Wow, I can’t believe time is going by so fast. Not a lot is really going on. I recently took another role as a Tech Support Analyst, and we have had some training and transition to provide tech support. I’ll begin soon another 6 days of training for my new role, and I am excited about that. Recently my former senior manager nominated me the Carrer Development. It will help me do more at my job. It will give me some training in networking, interviews and so much more. I am excited about that. I can’t wait to see where it takes me. Just have to work hard at the tech support via chat. It’s not easy and I get easily upset about it. I want to resolve the issue for that person who is reaching out for help. I get annoyed that I sometimes can’t resolve their issue. I am sure that will change over time as I get use to the new role and what it does. Right now, I have been told I would be on chats three days a week and then two days a week I will be on projects. That will improve the customer experience and the internal employee experience. I am very excited about the role.

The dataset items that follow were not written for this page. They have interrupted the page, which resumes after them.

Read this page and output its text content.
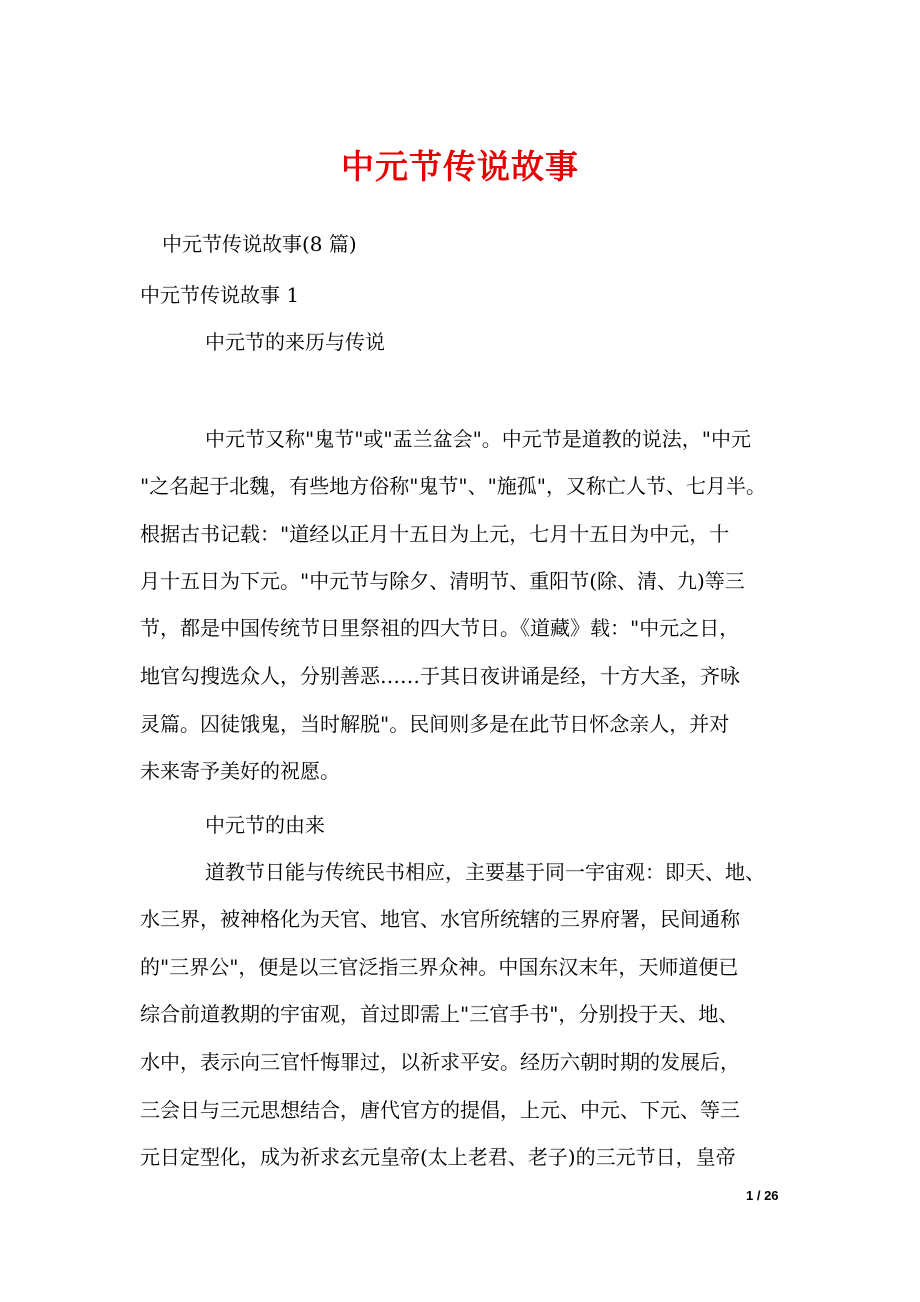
中元节传说故事

中元节传说故事(8 篇)

中元节传说故事 1

中元节的来历与传说

中元节又称"鬼节"或"盂兰盆会"。中元节是道教的说法，"中元

"之名起于北魏，有些地方俗称"鬼节"、"施孤"，又称亡人节、七月半。

根据古书记载："道经以正月十五日为上元，七月十五日为中元，十

月十五日为下元。"中元节与除夕、清明节、重阳节(除、清、九)等三

节，都是中国传统节日里祭祖的四大节日。《道藏》载："中元之日，

地官勾搜选众人，分别善恶……于其日夜讲诵是经，十方大圣，齐咏

灵篇。囚徒饿鬼，当时解脱"。民间则多是在此节日怀念亲人，并对

未来寄予美好的祝愿。

中元节的由来

道教节日能与传统民书相应，主要基于同一宇宙观：即天、地、

水三界，被神格化为天官、地官、水官所统辖的三界府署，民间通称

的"三界公"，便是以三官泛指三界众神。中国东汉末年，天师道便已

综合前道教期的宇宙观，首过即需上"三官手书"，分别投于天、地、

水中，表示向三官忏悔罪过，以祈求平安。经历六朝时期的发展后，

三会日与三元思想结合，唐代官方的提倡，上元、中元、下元、等三

元日定型化，成为祈求玄元皇帝(太上老君、老子)的三元节日，皇帝

1 / 26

Now more about me. LOL. My mental health is stable at the moment. I do have issues from time to time with depression and isolation that I experience. I’ve thought about getting the AMC A-List again so I can start going to the movies. I love going to the movies. The place I would have to go to is about 15-30 minutes away all depending on traffic. I took a trip there to see how it was. Coming come I also got killed by a semi-truck. Thankfully nothing happened, because I sure I would have been killed. The driver of the truck was a real asshole.

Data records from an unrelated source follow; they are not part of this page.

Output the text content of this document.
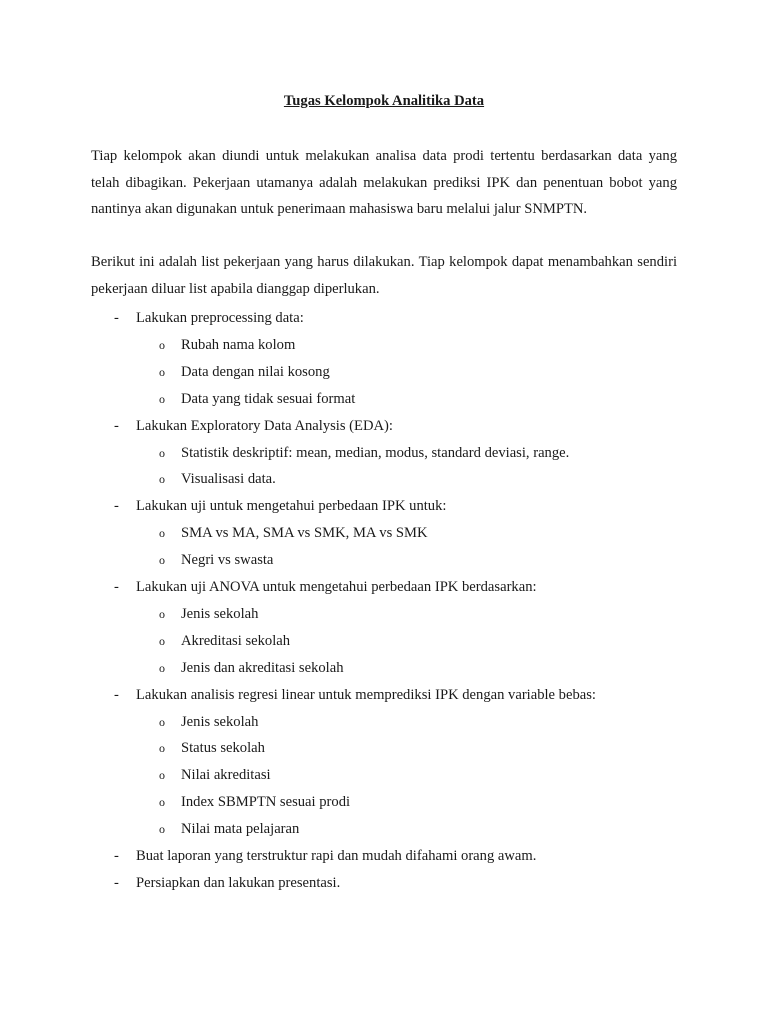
Tugas Kelompok Analitika Data
Tiap kelompok akan diundi untuk melakukan analisa data prodi tertentu berdasarkan data yang
telah dibagikan. Pekerjaan utamanya adalah melakukan prediksi IPK dan penentuan bobot yang
nantinya akan digunakan untuk penerimaan mahasiswa baru melalui jalur SNMPTN.
Berikut ini adalah list pekerjaan yang harus dilakukan. Tiap kelompok dapat menambahkan sendiri
pekerjaan diluar list apabila dianggap diperlukan.
- Lakukan preprocessing data:
o Rubah nama kolom
o Data dengan nilai kosong
o Data yang tidak sesuai format
- Lakukan Exploratory Data Analysis (EDA):
o Statistik deskriptif: mean, median, modus, standard deviasi, range.
o Visualisasi data.
- Lakukan uji untuk mengetahui perbedaan IPK untuk:
o SMA vs MA, SMA vs SMK, MA vs SMK
o Negri vs swasta
- Lakukan uji ANOVA untuk mengetahui perbedaan IPK berdasarkan:
o Jenis sekolah
o Akreditasi sekolah
o Jenis dan akreditasi sekolah
- Lakukan analisis regresi linear untuk memprediksi IPK dengan variable bebas:
o Jenis sekolah
o Status sekolah
o Nilai akreditasi
o Index SBMPTN sesuai prodi
o Nilai mata pelajaran
- Buat laporan yang terstruktur rapi dan mudah difahami orang awam.
- Persiapkan dan lakukan presentasi.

My weight is still coming down. I am down to 178. Keep in mind I was 240 back in July of 2022. So, I have come a long way. I hope to shed a few more pounds. Which means I got to get my ass of the computer and watching tv to go out and walk for at least 30 mins. I was doing it for a while. but I have not done it much lately. I really need to do it.
Recently I have made my best friend mad. I’ve never meant ill will toward him. Sometime my approach to him and others comes across wrong. I know I have work to do in that area. But I did tell him, I do support that he is doing, and I am going to try and do a better job of being his friend. In all honesty he is my only best friend and if he stops talking to me it would probably destroy me. I did apologize and really hope he forgives me because I never meant any harm at all.

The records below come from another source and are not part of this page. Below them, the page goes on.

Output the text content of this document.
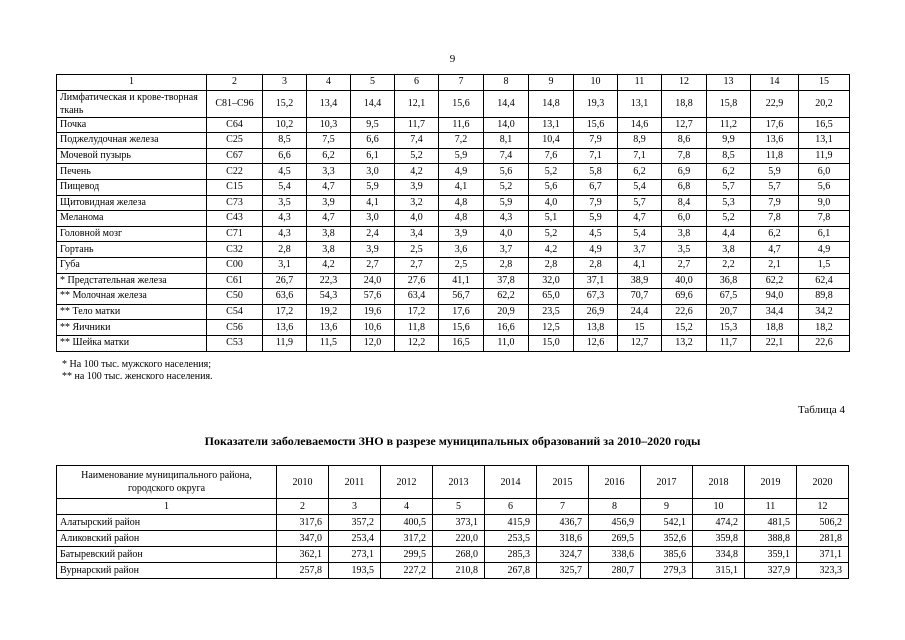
9
1	2	3	4	5	6	7	8	9	10	11	12	13	14	15
Лимфатическая и крове-творная ткань	С81–С96	15,2	13,4	14,4	12,1	15,6	14,4	14,8	19,3	13,1	18,8	15,8	22,9	20,2
Почка	С64	10,2	10,3	9,5	11,7	11,6	14,0	13,1	15,6	14,6	12,7	11,2	17,6	16,5
Поджелудочная железа	С25	8,5	7,5	6,6	7,4	7,2	8,1	10,4	7,9	8,9	8,6	9,9	13,6	13,1
Мочевой пузырь	С67	6,6	6,2	6,1	5,2	5,9	7,4	7,6	7,1	7,1	7,8	8,5	11,8	11,9
Печень	С22	4,5	3,3	3,0	4,2	4,9	5,6	5,2	5,8	6,2	6,9	6,2	5,9	6,0
Пищевод	С15	5,4	4,7	5,9	3,9	4,1	5,2	5,6	6,7	5,4	6,8	5,7	5,7	5,6
Щитовидная железа	С73	3,5	3,9	4,1	3,2	4,8	5,9	4,0	7,9	5,7	8,4	5,3	7,9	9,0
Меланома	С43	4,3	4,7	3,0	4,0	4,8	4,3	5,1	5,9	4,7	6,0	5,2	7,8	7,8
Головной мозг	С71	4,3	3,8	2,4	3,4	3,9	4,0	5,2	4,5	5,4	3,8	4,4	6,2	6,1
Гортань	С32	2,8	3,8	3,9	2,5	3,6	3,7	4,2	4,9	3,7	3,5	3,8	4,7	4,9
Губа	С00	3,1	4,2	2,7	2,7	2,5	2,8	2,8	2,8	4,1	2,7	2,2	2,1	1,5
* Предстательная железа	С61	26,7	22,3	24,0	27,6	41,1	37,8	32,0	37,1	38,9	40,0	36,8	62,2	62,4
** Молочная железа	С50	63,6	54,3	57,6	63,4	56,7	62,2	65,0	67,3	70,7	69,6	67,5	94,0	89,8
** Тело матки	С54	17,2	19,2	19,6	17,2	17,6	20,9	23,5	26,9	24,4	22,6	20,7	34,4	34,2
** Яичники	С56	13,6	13,6	10,6	11,8	15,6	16,6	12,5	13,8	15	15,2	15,3	18,8	18,2
** Шейка матки	С53	11,9	11,5	12,0	12,2	16,5	11,0	15,0	12,6	12,7	13,2	11,7	22,1	22,6
* На 100 тыс. мужского населения;
** на 100 тыс. женского населения.
Таблица 4
Показатели заболеваемости ЗНО в разрезе муниципальных образований за 2010–2020 годы
Наименование муниципального района, городского округа	2010	2011	2012	2013	2014	2015	2016	2017	2018	2019	2020
1	2	3	4	5	6	7	8	9	10	11	12
Алатырский район	317,6	357,2	400,5	373,1	415,9	436,7	456,9	542,1	474,2	481,5	506,2
Аликовский район	347,0	253,4	317,2	220,0	253,5	318,6	269,5	352,6	359,8	388,8	281,8
Батыревский район	362,1	273,1	299,5	268,0	285,3	324,7	338,6	385,6	334,8	359,1	371,1
Вурнарский район	257,8	193,5	227,2	210,8	267,8	325,7	280,7	279,3	315,1	327,9	323,3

I really would like to go on date with someone. LOL. But since I don’t put myself out there no one is really going to ask me out. I will probably be single for life. At this point I only talk to coworkers via Slack, I talk my best friend sometimes daily. We also have some very long chats. Thos are my favorite. I also talk to a couple people via Facebook. That is about it. It sounds like I talk to a lot of people, but I really do not.
Well, I think I will close this out now. Also, I always have a crush (if you want to call it that) on the wrong people. Oh well. I won’t say who I have crush on, but I digress. So, with that I am done for this blog. I hope you read this far and loved the comments. Feel free to leave comets on the page. But I do know not a lot of people read my blog, but that is okay., This is blog is for me to express myself and get things off my chest. Ok I am really closing it out now. Bye-bye and take are!